The “flash” euro zone purchasing managers’ index of business activity in the bloc, slumped to 51.3 in December, its weakest since November 2014. That was down from a final November reading of 52.7, well below even the most pessimistic forecast in a Reuters poll.
The weak figures come a day after the European Central Bank decided to end its massive asset-buying scheme but kept policy broadly unchanged, promising protracted stimulus for an economy struggling with an unexpected slowdown and political turmoil.
“The growth concerns are back – the French PMIs were effected by the demonstrations but all across the euro zone the PMIs were weaker than expected,” said Alexander Aldinger, rates strategist at Bayerische Landesbank.
“The market’s reading is that the ECB will not be able to hike rates next year if the outlook deteriorates further – especially with China/U.S. trade tensions and Brexit worries in the background.”
Germany’s 10-year Bund yield fell 3.5 basis points to 0.25 percent <DE10YT=RR> – keeping recent six-month lows in sight. Other 10-year bond yields in the bloc were down a similar amount <FR10YT=RR> <BE10YT=RR>.
Investors are increasingly sceptical about the potential for an ECB rate hike in 2019, money market futures suggested.
The difference between the overnight bank-to-bank interest rate for the euro zone (Eonia) and forward Eonia rates dated for the ECB’s December 2019 meeting was at 6 basis points, down from around 7.5 bps on Thursday. <ECBWATCH>
That indicates investors price in roughly a 60 percent chance of a 10 basis point rise in the ECB’s deposit rate – the minimum it is likely to increase – for next year.
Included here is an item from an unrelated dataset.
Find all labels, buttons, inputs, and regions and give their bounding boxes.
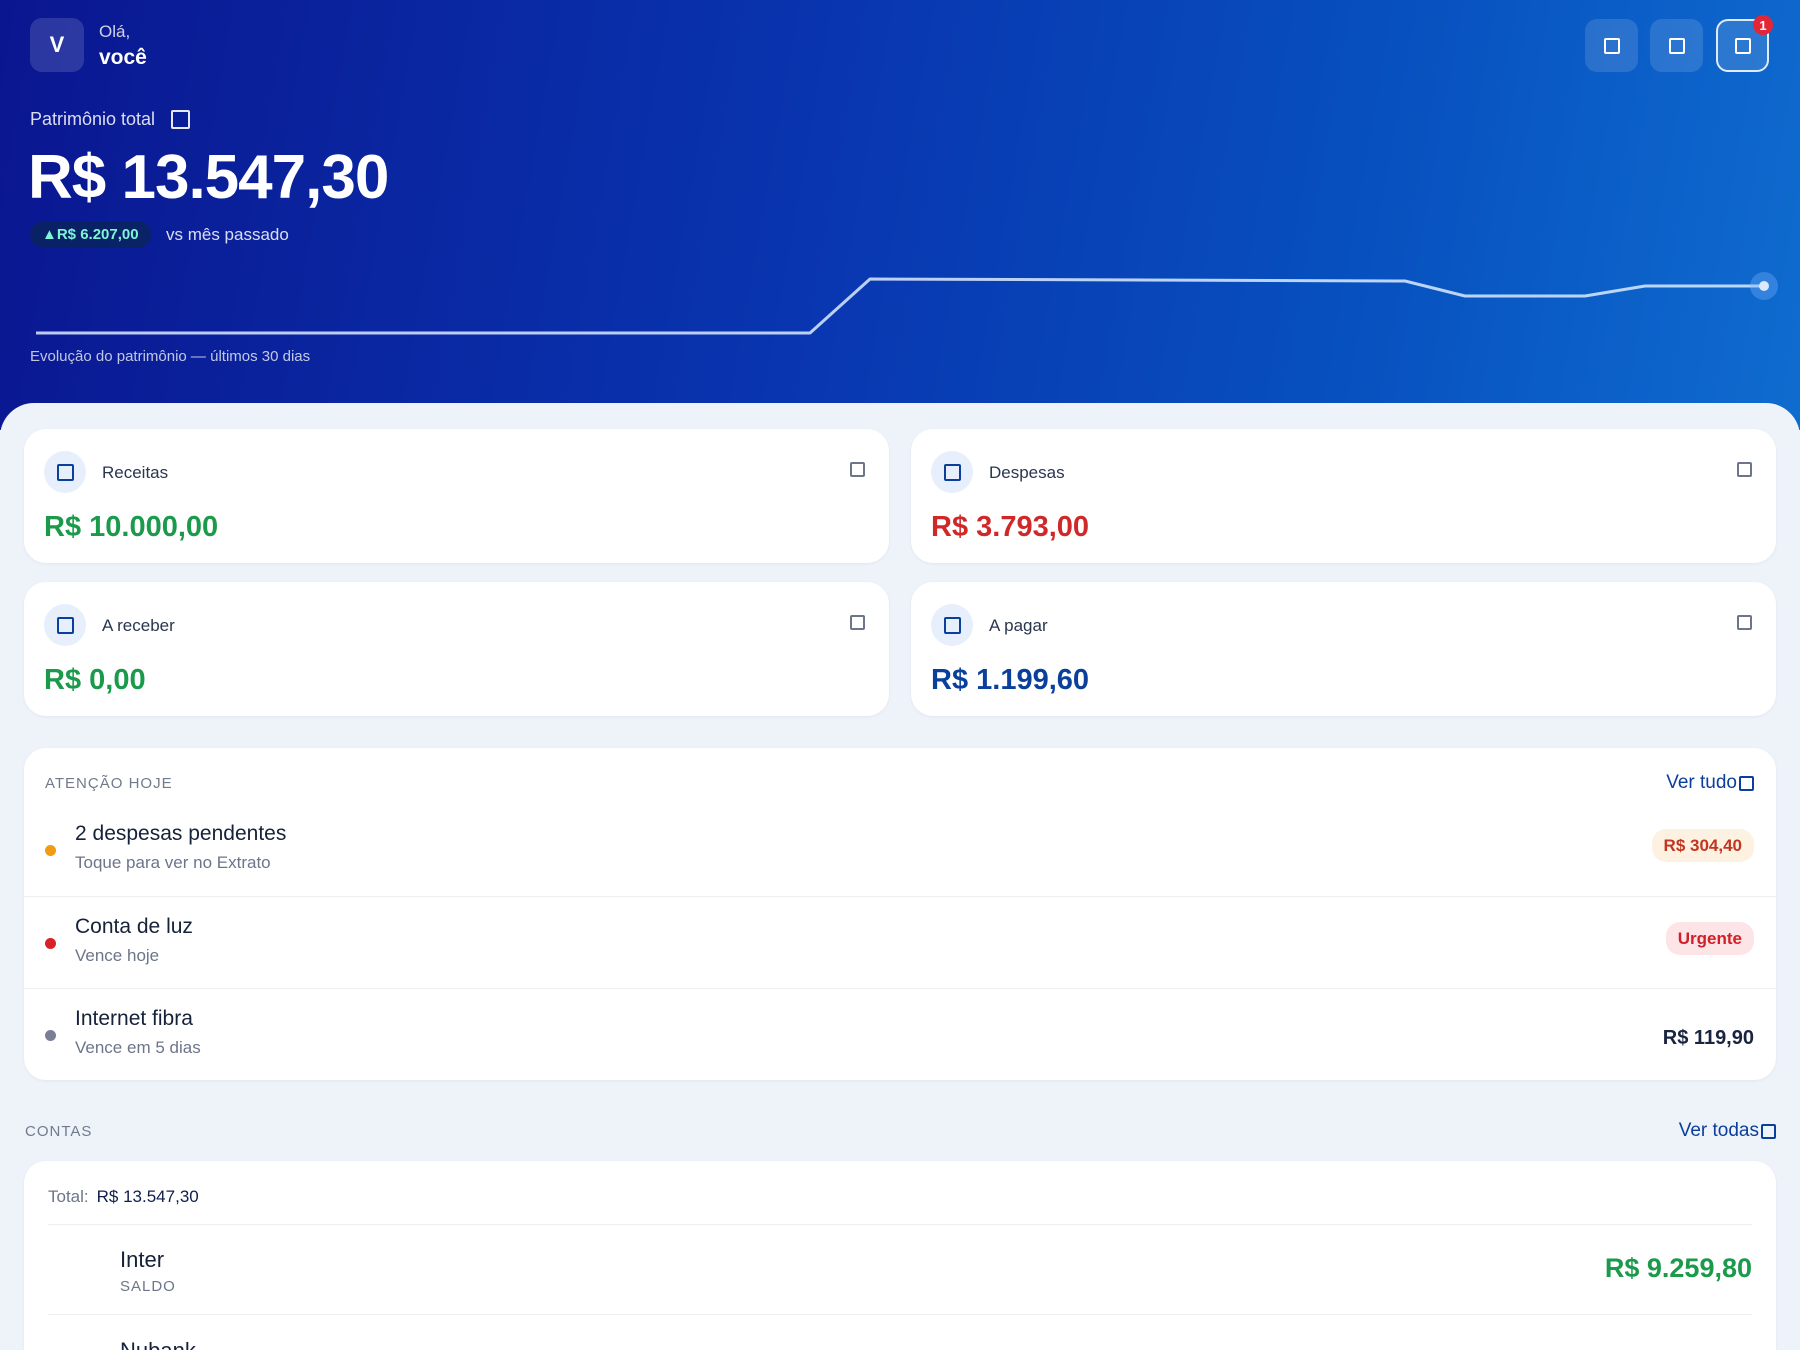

The deposit rate is currently at minus 0.4 percent.
Growth in Germany, Europe’s biggest economy, will slow in the coming years, the Bundesbank said on Friday, cutting its forecasts.
China’s November retail sales grew at the weakest pace since 2003 and industrial output rose by the least in nearly three years as domestic demand softened further, underlining rising risks from world trade tensions.
The China data, together with renewed concern about Brexit, weighed on world stock markets, lifting appetite for fixed income.
“The overnight news in China and taking a look at stocks, sheds light on the move in bonds,” said Martin van Vliet, senior rates strategist at ING. “As far as the ECB is concerned, it was clear there was a dovish bias to the press conference.”
In Italy, where the bond market has received a strong boost this week from a decision by Rome to cut its 2019 budget deficit forecast, easing tensions with the European Union, yields were also lower.
The Italian/German 10-year bond yield gap has tightened 16 bps this week, set for the biggest weekly tightening in six weeks.